Entscheidungsstichwort (Thema)
Zu den Voraussetzungen einer Aussetzung des Verfahrens
Leitsatz (NV)
Eine Aussetzung des Klageverfahrens kommt nicht deshalb in Betracht, weil in einer Parallelsache Verfassungsbeschwerde erhoben worden ist.
Normenkette
FGO § 74; ZPO § 251
Tatbestand
Die Klägerin und Revisionsklägerin (Klägerin), eine Steuerberatungs-KG, beschäftigte in den Streitjahren ca. . . . Arbeitnehmer. Wegen der Durchführung von ,,Betriebsveranstaltungen" erließ der Beklagte und Revisionsbeklagte (das Finanzamt - FA -) gegen die Klägerin gemäß § 40 Abs. 2 des Einkommensteuergesetzes (EStG) einen Lohnsteuer-Nachforderungsbescheid.

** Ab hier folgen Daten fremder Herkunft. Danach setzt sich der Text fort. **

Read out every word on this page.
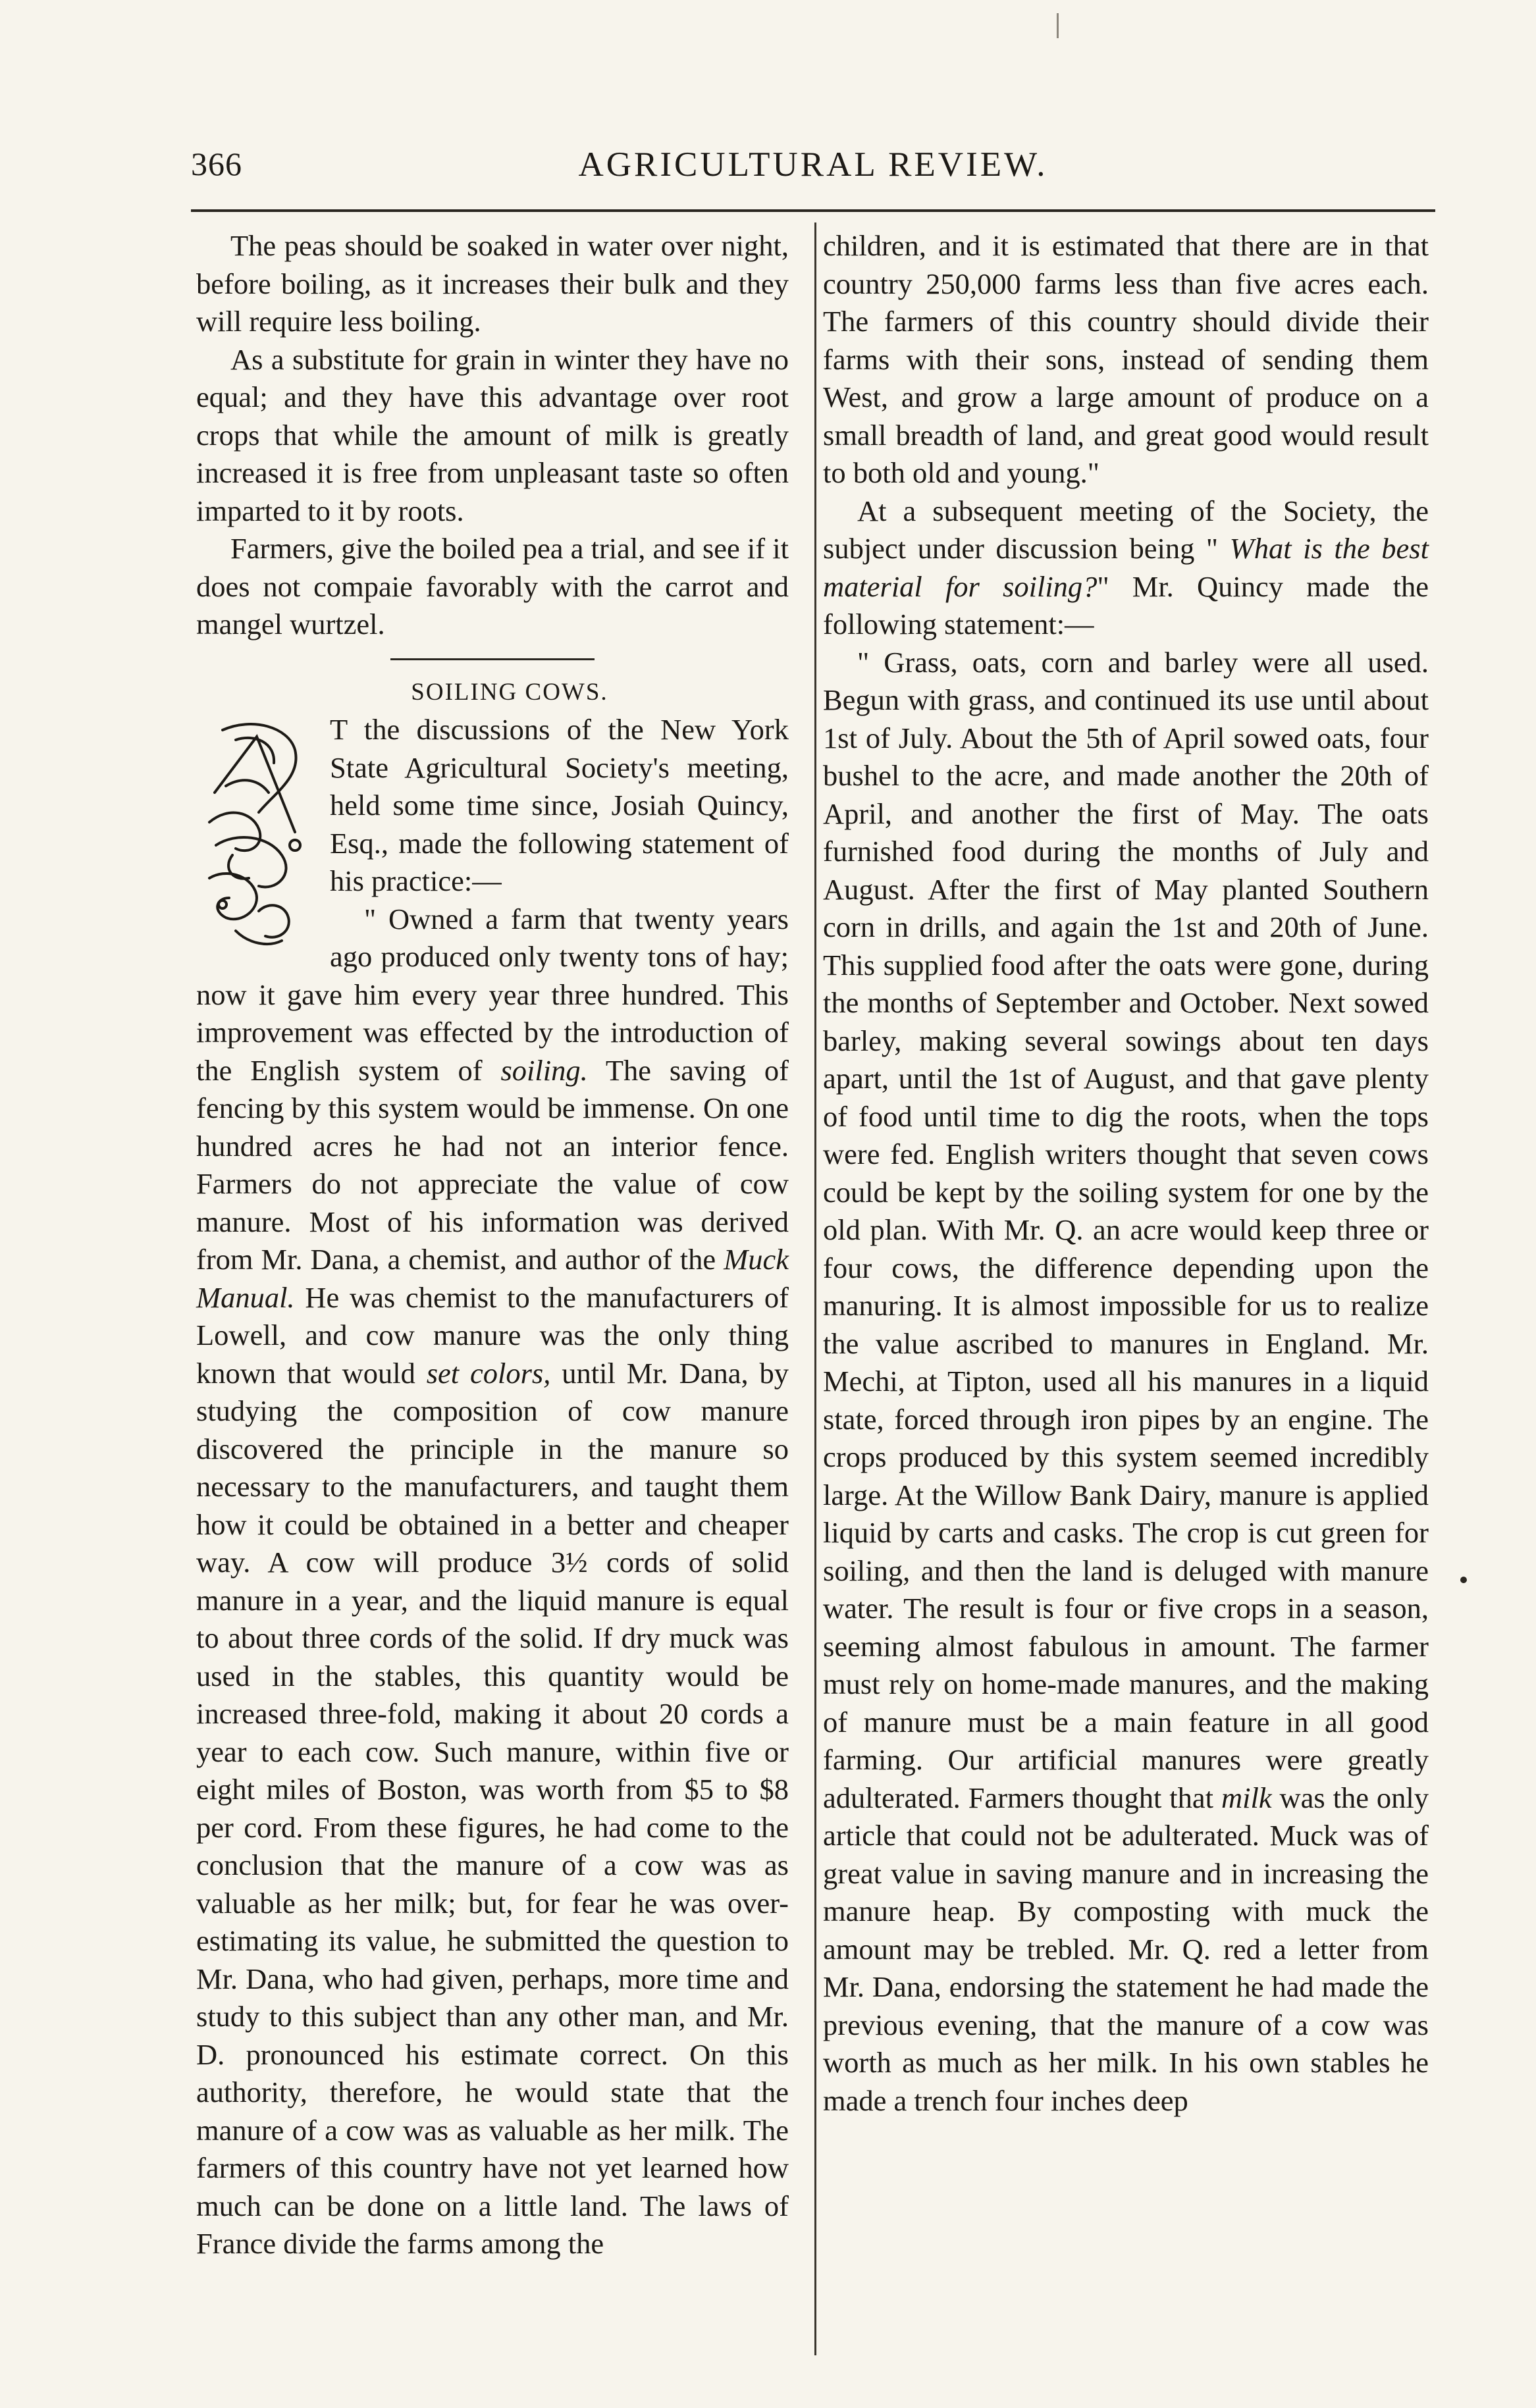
366	AGRICULTURAL REVIEW.

The peas should be soaked in water over night, before boiling, as it increases their bulk and they will require less boiling.

As a substitute for grain in winter they have no equal; and they have this advantage over root crops that while the amount of milk is greatly increased it is free from unpleasant taste so often imparted to it by roots.

Farmers, give the boiled pea a trial, and see if it does not compaie favorably with the carrot and mangel wurtzel.

SOILING COWS.

T the discussions of the New York State Agricultural Society's meeting, held some time since, Josiah Quincy, Esq., made the following statement of his practice:—

" Owned a farm that twenty years ago produced only twenty tons of hay; now it gave him every year three hundred. This improvement was effected by the introduction of the English system of soiling. The saving of fencing by this system would be immense. On one hundred acres he had not an interior fence. Farmers do not appreciate the value of cow manure. Most of his information was derived from Mr. Dana, a chemist, and author of the Muck Manual. He was chemist to the manufacturers of Lowell, and cow manure was the only thing known that would set colors, until Mr. Dana, by studying the composition of cow manure discovered the principle in the manure so necessary to the manufacturers, and taught them how it could be obtained in a better and cheaper way. A cow will produce 3½ cords of solid manure in a year, and the liquid manure is equal to about three cords of the solid. If dry muck was used in the stables, this quantity would be increased three-fold, making it about 20 cords a year to each cow. Such manure, within five or eight miles of Boston, was worth from $5 to $8 per cord. From these figures, he had come to the conclusion that the manure of a cow was as valuable as her milk; but, for fear he was over-estimating its value, he submitted the question to Mr. Dana, who had given, perhaps, more time and study to this subject than any other man, and Mr. D. pronounced his estimate correct. On this authority, therefore, he would state that the manure of a cow was as valuable as her milk. The farmers of this country have not yet learned how much can be done on a little land. The laws of France divide the farms among the

children, and it is estimated that there are in that country 250,000 farms less than five acres each. The farmers of this country should divide their farms with their sons, instead of sending them West, and grow a large amount of produce on a small breadth of land, and great good would result to both old and young."

At a subsequent meeting of the Society, the subject under discussion being " What is the best material for soiling?" Mr. Quincy made the following statement:—

" Grass, oats, corn and barley were all used. Begun with grass, and continued its use until about 1st of July. About the 5th of April sowed oats, four bushel to the acre, and made another the 20th of April, and another the first of May. The oats furnished food during the months of July and August. After the first of May planted Southern corn in drills, and again the 1st and 20th of June. This supplied food after the oats were gone, during the months of September and October. Next sowed barley, making several sowings about ten days apart, until the 1st of August, and that gave plenty of food until time to dig the roots, when the tops were fed. English writers thought that seven cows could be kept by the soiling system for one by the old plan. With Mr. Q. an acre would keep three or four cows, the difference depending upon the manuring. It is almost impossible for us to realize the value ascribed to manures in England. Mr. Mechi, at Tipton, used all his manures in a liquid state, forced through iron pipes by an engine. The crops produced by this system seemed incredibly large. At the Willow Bank Dairy, manure is applied liquid by carts and casks. The crop is cut green for soiling, and then the land is deluged with manure water. The result is four or five crops in a season, seeming almost fabulous in amount. The farmer must rely on home-made manures, and the making of manure must be a main feature in all good farming. Our artificial manures were greatly adulterated. Farmers thought that milk was the only article that could not be adulterated. Muck was of great value in saving manure and in increasing the manure heap. By composting with muck the amount may be trebled. Mr. Q. red a letter from Mr. Dana, endorsing the statement he had made the previous evening, that the manure of a cow was worth as much as her milk. In his own stables he made a trench four inches deep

Die hiergegen mit Zustimmung des FA erhobene Sprungklage hatte keinen Erfolg. Gegen das Urteil des Finanzgerichts (FG) erhob die Klägerin durch Telebrief Revision. Der Telebrief weist rechts oben als Absender die Klägerin aus. Auch unter der Revisionsschrift ist die ,,Steuerberatungsgesellschaft . . . KG" angegeben. In einigem Abstand folgt darunter ,,. . . Steuerberater" mit der entsprechenden Unterschrift. In gleicher Weise ist die ebenfalls mit Telebrief beim Bundesfinanzhof (BFH) eingegangene Revisionsbegründung unterfertigt.

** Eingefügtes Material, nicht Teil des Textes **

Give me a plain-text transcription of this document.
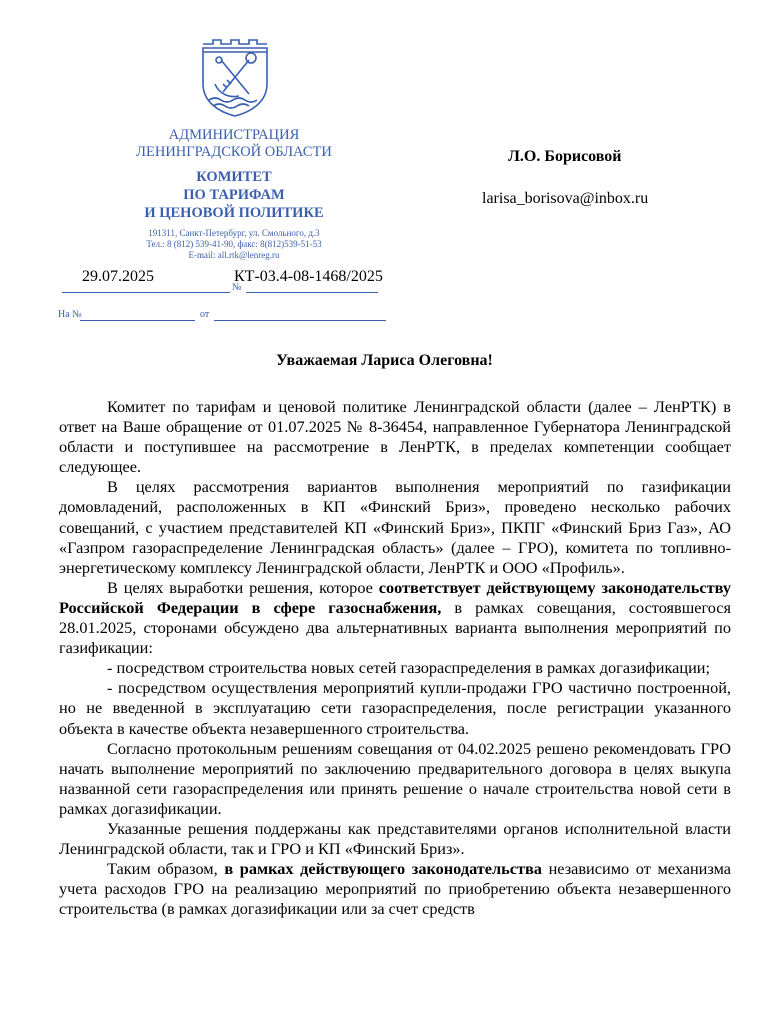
АДМИНИСТРАЦИЯ
ЛЕНИНГРАДСКОЙ ОБЛАСТИ
КОМИТЕТ
ПО ТАРИФАМ
И ЦЕНОВОЙ ПОЛИТИКЕ
191311, Санкт-Петербург, ул. Смольного, д.3
Тел.: 8 (812) 539-41-90, факс: 8(812)539-51-53
E-mail: all.rtk@lenreg.ru
29.07.2025	КТ-03.4-08-1468/2025
№
На №	от
Л.О. Борисовой
larisa_borisova@inbox.ru
Уважаемая Лариса Олеговна!

Комитет по тарифам и ценовой политике Ленинградской области (далее – ЛенРТК) в ответ на Ваше обращение от 01.07.2025 № 8-36454, направленное Губернатора Ленинградской области и поступившее на рассмотрение в ЛенРТК, в пределах компетенции сообщает следующее.

В целях рассмотрения вариантов выполнения мероприятий по газификации домовладений, расположенных в КП «Финский Бриз», проведено несколько рабочих совещаний, с участием представителей КП «Финский Бриз», ПКПГ «Финский Бриз Газ», АО «Газпром газораспределение Ленинградская область» (далее – ГРО), комитета по топливно-энергетическому комплексу Ленинградской области, ЛенРТК и ООО «Профиль».

В целях выработки решения, которое соответствует действующему законодательству Российской Федерации в сфере газоснабжения, в рамках совещания, состоявшегося 28.01.2025, сторонами обсуждено два альтернативных варианта выполнения мероприятий по газификации:

- посредством строительства новых сетей газораспределения в рамках догазификации;

- посредством осуществления мероприятий купли-продажи ГРО частично построенной, но не введенной в эксплуатацию сети газораспределения, после регистрации указанного объекта в качестве объекта незавершенного строительства.

Согласно протокольным решениям совещания от 04.02.2025 решено рекомендовать ГРО начать выполнение мероприятий по заключению предварительного договора в целях выкупа названной сети газораспределения или принять решение о начале строительства новой сети в рамках догазификации.

Указанные решения поддержаны как представителями органов исполнительной власти Ленинградской области, так и ГРО и КП «Финский Бриз».

Таким образом, в рамках действующего законодательства независимо от механизма учета расходов ГРО на реализацию мероприятий по приобретению объекта незавершенного строительства (в рамках догазификации или за счет средств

Nachdem die Klägerin durch die Geschäftsstelle des VI. Senats des BFH auf Art. 1 Nr. 1 des Gesetzes zur Entlastung des Bundesfinanzhofs (BFHEntlG) hingewiesen worden war, meldeten sich die Prozeßbevollmächtigten für die Klägerin. Sie überreichten die Ablichtung einer Verfassungsbeschwerde gegen einen Beschluß des BFH, mit dem eine Revision, die die Klägerin als Prozeßbevollmächtigte des dortigen Verfahrens begründet hatte, wegen Verstoßes gegen Art. 1 Nr. 1 BFHEntlG i. V. m. § 120 Abs. 1 der Finanzgerichtsordnung (FGO) als unzulässig verworfen worden war. Gleichzeitig beantragten die Prozeßbevollmächtigten, die von der Geschäftsstelle gesetzte Frist bis zum . . . zu verlängern; erst dann könne entschieden werden, wie die Revision und die gleichzeitig eingelegte Beschwerde weiterbehandelt werden sollten.
Nach entsprechender Fristverlängerung ging ein weiteres Schreiben der Prozeßbevollmächtigten ein, in dem darum gebeten wurde, die Entscheidung über die Zulässigkeit der Revision und der Beschwerde bis zum Vorliegen der Entscheidung des Bundesverfassungsgerichts über die oben erwähnte Verfassungsbeschwerde zurückzustellen.
Entscheidungsgründe
Das FA hat sich zur Sache nicht geäußert.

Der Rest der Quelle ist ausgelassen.